New York is like hot sauce in the morning. There is a subtle but noticeable trace of vinegar and a lot of spice.
I tried to hit Starbucks for a cup of green tea before heading to the training at WNYC, but I stood on the corner watching life go by a few minutes too long and missed my window.
I ran for the subway, the number 1 to Houston, pronounced HOWston. I learned this the hard way.
WNYC sits proudly at the corner of Varick and Charlton streets, a beacon-station, I’m told, for many reporters.
I joined a group of public radio reporters from around the country gathering to talk about transportation and all the issues surrounding it. No better place to do this than in New York city.
I won’t bore you with the details. Suffice it to say that you definitely rely on the facts they gather and the voices they use to explain things. They get you home on time. Or close to it.
I watched New York go by through the big windows of the performance studio where the training was held.
When I wasn’t completely immersed in some detail of the national transportation story, I’d drift outside to the cars heading toward the Holland Tunnel.
The rush starts early, but then it is a Friday, and I can imagine people are anxious to get back to their homes in Jersey.
When the workshop wound up, a group of reporters walked over to the Arctic, a bar a few blocks from the station. We curled up around a few drinks and talked shop, which if not our favorite thing to do as reporters, definitely comes in a close second, especially with a drink in hand and a boisterous atmosphere.
We told war stories, shared technology secrets and marveled at how other shops conduct their business.
After drinks, we made our way to The Ear, which used to mark the water line on a much narrower Manhattan. If you stand at the side of the bar and look south, you see rows and rows of buildings on what used to be river.
The Ear has been around for a long, long time. I believe it’s called the oldest working bar in Manhattan.
It was built for a James Brown, an aid to George Washington though, not the Godfather of soul.
It’s been a home to sailors and salty New York patrons ever since.
Kind of perfect for a bunch of journalist types to hang out in and talk about ghosts.
The folks from the national show “Marketplace” met us there and regaled us with more stories and pictures of spouses and kids. They even picked up the tab. Nice folks.
I pitched a story to one of the editors. They liked it.
Now I get to say I pitched a story in New York, even though John Haas works in Los Angeles.
New York factored into our discussions all day. I didn’t get to wander aimlessly around taking pictures today. In some ways we explored New York from the inside, looking at the way people get around and the structures that allow them to live their lives.
Sometimes I think journalists are the best people to hang out with. Their view of the world may be skeptical, but they see through many of the layers of this life better than the average Joe. That’s why we need them.
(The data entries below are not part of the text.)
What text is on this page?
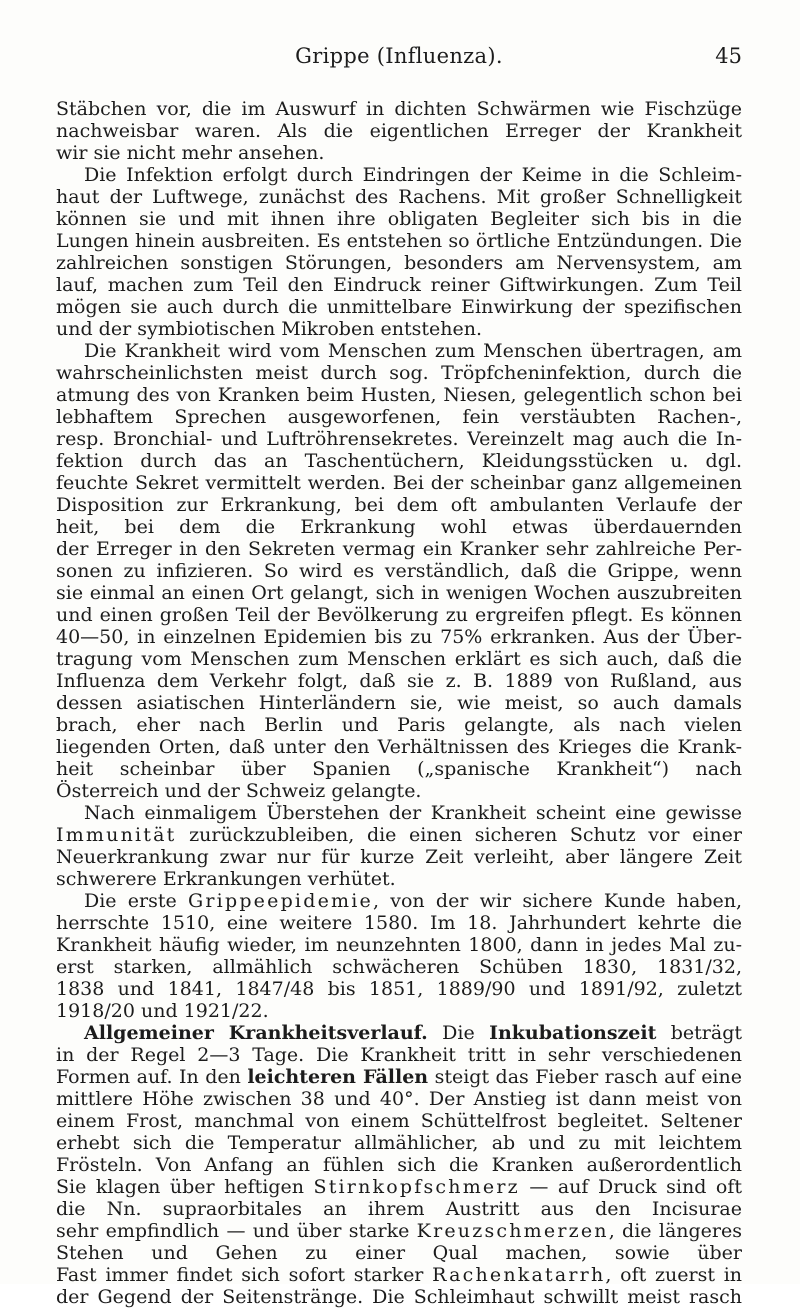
Grippe (Influenza).	45
Stäbchen vor, die im Auswurf in dichten Schwärmen wie Fischzüge
nachweisbar waren. Als die eigentlichen Erreger der Krankheit
wir sie nicht mehr ansehen.
Die Infektion erfolgt durch Eindringen der Keime in die Schleim-
haut der Luftwege, zunächst des Rachens. Mit großer Schnelligkeit
können sie und mit ihnen ihre obligaten Begleiter sich bis in die
Lungen hinein ausbreiten. Es entstehen so örtliche Entzündungen. Die
zahlreichen sonstigen Störungen, besonders am Nervensystem, am
lauf, machen zum Teil den Eindruck reiner Giftwirkungen. Zum Teil
mögen sie auch durch die unmittelbare Einwirkung der spezifischen
und der symbiotischen Mikroben entstehen.
Die Krankheit wird vom Menschen zum Menschen übertragen, am
wahrscheinlichsten meist durch sog. Tröpfcheninfektion, durch die
atmung des von Kranken beim Husten, Niesen, gelegentlich schon bei
lebhaftem Sprechen ausgeworfenen, fein verstäubten Rachen-,
resp. Bronchial- und Luftröhrensekretes. Vereinzelt mag auch die In-
fektion durch das an Taschentüchern, Kleidungsstücken u. dgl.
feuchte Sekret vermittelt werden. Bei der scheinbar ganz allgemeinen
Disposition zur Erkrankung, bei dem oft ambulanten Verlaufe der
heit, bei dem die Erkrankung wohl etwas überdauernden
der Erreger in den Sekreten vermag ein Kranker sehr zahlreiche Per-
sonen zu infizieren. So wird es verständlich, daß die Grippe, wenn
sie einmal an einen Ort gelangt, sich in wenigen Wochen auszubreiten
und einen großen Teil der Bevölkerung zu ergreifen pflegt. Es können
40—50, in einzelnen Epidemien bis zu 75% erkranken. Aus der Über-
tragung vom Menschen zum Menschen erklärt es sich auch, daß die
Influenza dem Verkehr folgt, daß sie z. B. 1889 von Rußland, aus
dessen asiatischen Hinterländern sie, wie meist, so auch damals
brach, eher nach Berlin und Paris gelangte, als nach vielen
liegenden Orten, daß unter den Verhältnissen des Krieges die Krank-
heit scheinbar über Spanien („spanische Krankheit“) nach
Österreich und der Schweiz gelangte.
Nach einmaligem Überstehen der Krankheit scheint eine gewisse
Immunität zurückzubleiben, die einen sicheren Schutz vor einer
Neuerkrankung zwar nur für kurze Zeit verleiht, aber längere Zeit
schwerere Erkrankungen verhütet.
Die erste Grippeepidemie, von der wir sichere Kunde haben,
herrschte 1510, eine weitere 1580. Im 18. Jahrhundert kehrte die
Krankheit häufig wieder, im neunzehnten 1800, dann in jedes Mal zu-
erst starken, allmählich schwächeren Schüben 1830, 1831/32,
1838 und 1841, 1847/48 bis 1851, 1889/90 und 1891/92, zuletzt
1918/20 und 1921/22.
Allgemeiner Krankheitsverlauf. Die Inkubationszeit beträgt
in der Regel 2—3 Tage. Die Krankheit tritt in sehr verschiedenen
Formen auf. In den leichteren Fällen steigt das Fieber rasch auf eine
mittlere Höhe zwischen 38 und 40°. Der Anstieg ist dann meist von
einem Frost, manchmal von einem Schüttelfrost begleitet. Seltener
erhebt sich die Temperatur allmählicher, ab und zu mit leichtem
Frösteln. Von Anfang an fühlen sich die Kranken außerordentlich
Sie klagen über heftigen Stirnkopfschmerz — auf Druck sind oft
die Nn. supraorbitales an ihrem Austritt aus den Incisurae
sehr empfindlich — und über starke Kreuzschmerzen, die längeres
Stehen und Gehen zu einer Qual machen, sowie über
Fast immer findet sich sofort starker Rachenkatarrh, oft zuerst in
der Gegend der Seitenstränge. Die Schleimhaut schwillt meist rasch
On the way back to the Cosmopolitan Hotel in TriBeCa, we talked about 1 World Trade Center and how you have tickets to get in to the 9/11 Memorial. I think I’ll do that another time.
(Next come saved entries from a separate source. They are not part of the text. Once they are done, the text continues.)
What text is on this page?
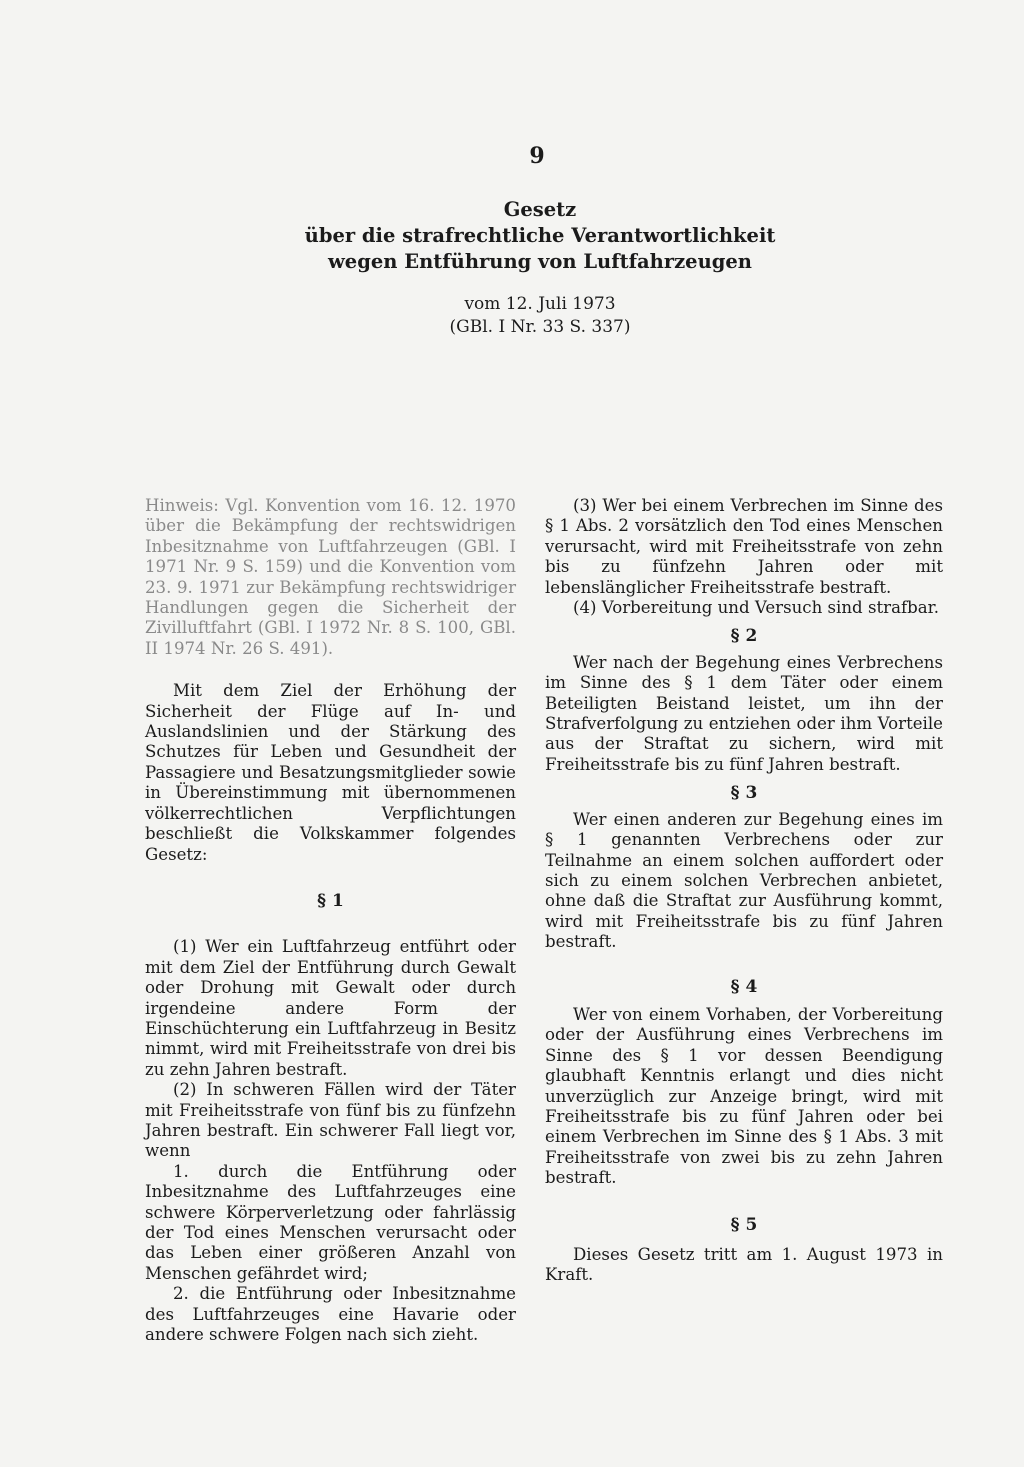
9
Gesetz
über die strafrechtliche Verantwortlichkeit
wegen Entführung von Luftfahrzeugen
vom 12. Juli 1973
(GBl. I Nr. 33 S. 337)

Hinweis: Vgl. Konvention vom 16. 12. 1970 über die Bekämpfung der rechtswidrigen Inbesitznahme von Luftfahrzeugen (GBl. I 1971 Nr. 9 S. 159) und die Konvention vom 23. 9. 1971 zur Bekämpfung rechtswidriger Handlungen gegen die Sicherheit der Zivilluftfahrt (GBl. I 1972 Nr. 8 S. 100, GBl. II 1974 Nr. 26 S. 491).

Mit dem Ziel der Erhöhung der Sicherheit der Flüge auf In- und Auslandslinien und der Stärkung des Schutzes für Leben und Gesundheit der Passagiere und Besatzungsmitglieder sowie in Übereinstimmung mit übernommenen völkerrechtlichen Verpflichtungen beschließt die Volkskammer folgendes Gesetz:

§ 1

(1) Wer ein Luftfahrzeug entführt oder mit dem Ziel der Entführung durch Gewalt oder Drohung mit Gewalt oder durch irgendeine andere Form der Einschüchterung ein Luftfahrzeug in Besitz nimmt, wird mit Freiheitsstrafe von drei bis zu zehn Jahren bestraft.

(2) In schweren Fällen wird der Täter mit Freiheitsstrafe von fünf bis zu fünfzehn Jahren bestraft. Ein schwerer Fall liegt vor, wenn

1. durch die Entführung oder Inbesitznahme des Luftfahrzeuges eine schwere Körperverletzung oder fahrlässig der Tod eines Menschen verursacht oder das Leben einer größeren Anzahl von Menschen gefährdet wird;

2. die Entführung oder Inbesitznahme des Luftfahrzeuges eine Havarie oder andere schwere Folgen nach sich zieht.

(3) Wer bei einem Verbrechen im Sinne des § 1 Abs. 2 vorsätzlich den Tod eines Menschen verursacht, wird mit Freiheitsstrafe von zehn bis zu fünfzehn Jahren oder mit lebenslänglicher Freiheitsstrafe bestraft.

(4) Vorbereitung und Versuch sind strafbar.

§ 2

Wer nach der Begehung eines Verbrechens im Sinne des § 1 dem Täter oder einem Beteiligten Beistand leistet, um ihn der Strafverfolgung zu entziehen oder ihm Vorteile aus der Straftat zu sichern, wird mit Freiheitsstrafe bis zu fünf Jahren bestraft.

§ 3

Wer einen anderen zur Begehung eines im § 1 genannten Verbrechens oder zur Teilnahme an einem solchen auffordert oder sich zu einem solchen Verbrechen anbietet, ohne daß die Straftat zur Ausführung kommt, wird mit Freiheitsstrafe bis zu fünf Jahren bestraft.

§ 4

Wer von einem Vorhaben, der Vorbereitung oder der Ausführung eines Verbrechens im Sinne des § 1 vor dessen Beendigung glaubhaft Kenntnis erlangt und dies nicht unverzüglich zur Anzeige bringt, wird mit Freiheitsstrafe bis zu fünf Jahren oder bei einem Verbrechen im Sinne des § 1 Abs. 3 mit Freiheitsstrafe von zwei bis zu zehn Jahren bestraft.

§ 5

Dieses Gesetz tritt am 1. August 1973 in Kraft.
We laughed at funny traffic control signs, especially when one of them flew us the bird.
After parting ways at the elevator, I briefly thought about trying to find the well-known Weather Up bar a few blocks from the hotel. But getting to know New York from the inside is a lot to digest in one day. I decided to let it all sink in over a good night’s sleep.
I’ve got a lot of city to see on Saturday and not a lot of time to do it in.